Class HierarchicalClustering


  • public class HierarchicalClustering
    extends java.lang.Object
    Agglomerative Hierarchical Clustering. Hierarchical agglomerative clustering seeks to build a hierarchy of clusters in a bottom up approach: each observation starts in its own cluster, and pairs of clusters are merged as one moves up the hierarchy. The results of hierarchical clustering are usually presented in a dendrogram.

    In general, the merges are determined in a greedy manner. In order to decide which clusters should be combined, a measure of dissimilarity between sets of observations is required. In most methods of hierarchical clustering, this is achieved by use of an appropriate metric, and a linkage criteria which specifies the dissimilarity of sets as a function of the pairwise distances of observations in the sets.
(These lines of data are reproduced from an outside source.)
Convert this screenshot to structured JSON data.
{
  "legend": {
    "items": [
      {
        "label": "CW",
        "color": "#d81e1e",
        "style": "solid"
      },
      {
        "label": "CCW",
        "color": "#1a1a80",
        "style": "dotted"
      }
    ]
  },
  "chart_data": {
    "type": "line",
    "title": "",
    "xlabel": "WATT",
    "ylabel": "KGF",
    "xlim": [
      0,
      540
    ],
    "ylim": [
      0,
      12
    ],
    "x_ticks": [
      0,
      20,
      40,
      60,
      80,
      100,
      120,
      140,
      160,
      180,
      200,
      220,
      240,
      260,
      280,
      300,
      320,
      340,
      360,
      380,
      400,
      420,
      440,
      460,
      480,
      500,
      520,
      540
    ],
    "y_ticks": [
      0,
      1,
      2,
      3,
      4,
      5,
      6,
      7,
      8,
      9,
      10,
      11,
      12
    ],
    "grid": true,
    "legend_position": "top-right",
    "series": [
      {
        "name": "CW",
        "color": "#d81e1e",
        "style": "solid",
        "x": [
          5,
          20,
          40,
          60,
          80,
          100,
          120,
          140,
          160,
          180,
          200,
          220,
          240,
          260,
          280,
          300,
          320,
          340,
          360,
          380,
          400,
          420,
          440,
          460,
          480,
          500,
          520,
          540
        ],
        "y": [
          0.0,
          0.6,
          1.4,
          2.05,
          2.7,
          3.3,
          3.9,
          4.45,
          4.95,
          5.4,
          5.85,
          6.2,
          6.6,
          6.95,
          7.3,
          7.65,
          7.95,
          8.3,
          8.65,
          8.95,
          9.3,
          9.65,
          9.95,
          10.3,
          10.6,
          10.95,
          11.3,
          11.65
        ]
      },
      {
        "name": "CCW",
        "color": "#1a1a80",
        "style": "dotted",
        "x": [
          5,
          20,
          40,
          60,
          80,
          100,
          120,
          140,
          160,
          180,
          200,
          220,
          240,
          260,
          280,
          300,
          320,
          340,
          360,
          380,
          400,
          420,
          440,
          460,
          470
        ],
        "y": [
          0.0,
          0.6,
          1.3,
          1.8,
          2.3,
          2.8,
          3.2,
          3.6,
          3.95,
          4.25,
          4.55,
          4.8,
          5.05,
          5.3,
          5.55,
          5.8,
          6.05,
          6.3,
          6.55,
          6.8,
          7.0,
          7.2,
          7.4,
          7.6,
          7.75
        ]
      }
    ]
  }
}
    Hierarchical clustering has the distinct advantage that any valid measure of distance can be used. In fact, the observations themselves are not required: all that is used is a matrix of distances.

    References

    1. David Eppstein. Fast hierarchical clustering and other applications of dynamic closest pairs. SODA 1998.
    Author:
    Haifeng Li
    See Also:
    Linkage
    • Method Summary

      All Methods Instance Methods Concrete Methods 
      Modifier and Type Method Description
      double[] getHeight()
      Returns a set of n-1 non-decreasing real values, which are the clustering height, i.e., the value of the criterion associated with the clustering method for the particular agglomeration.
      int[][] getTree()
      Returns an n-1 by 2 matrix of which row i describes the merging of clusters at step i of the clustering.
      int[] partition​(double h)
      Cuts a tree into several groups by specifying the cut height.
      int[] partition​(int k)
      Cuts a tree into several groups by specifying the desired number.
      • Methods inherited from class java.lang.Object

        clone, equals, finalize, getClass, hashCode, notify, notifyAll, toString, wait, wait, wait
    • Constructor Detail

      • HierarchicalClustering

        public HierarchicalClustering​(Linkage linkage)
        Constructor. Learn the Agglomerative Hierarchical Clustering with given linkage method, which includes proximity matrix.
        Parameters:
        linkage - a linkage method to merge clusters. The linkage object includes the proximity matrix of data.
    • Method Detail

      • getTree

        public int[][] getTree()
        Returns an n-1 by 2 matrix of which row i describes the merging of clusters at step i of the clustering. If an element j in the row is less than n, then observation j was merged at this stage. If j ≥ n then the merge was with the cluster formed at the (earlier) stage j-n of the algorithm.
      • getHeight

        public double[] getHeight()
        Returns a set of n-1 non-decreasing real values, which are the clustering height, i.e., the value of the criterion associated with the clustering method for the particular agglomeration.
      • partition

        public int[] partition​(int k)
        Cuts a tree into several groups by specifying the desired number.
        Parameters:
        k - the number of clusters.
        Returns:
        the cluster label of each sample.
      • partition

        public int[] partition​(double h)
        Cuts a tree into several groups by specifying the cut height.
        Parameters:
        h - the cut height.
        Returns:
        the cluster label of each sample.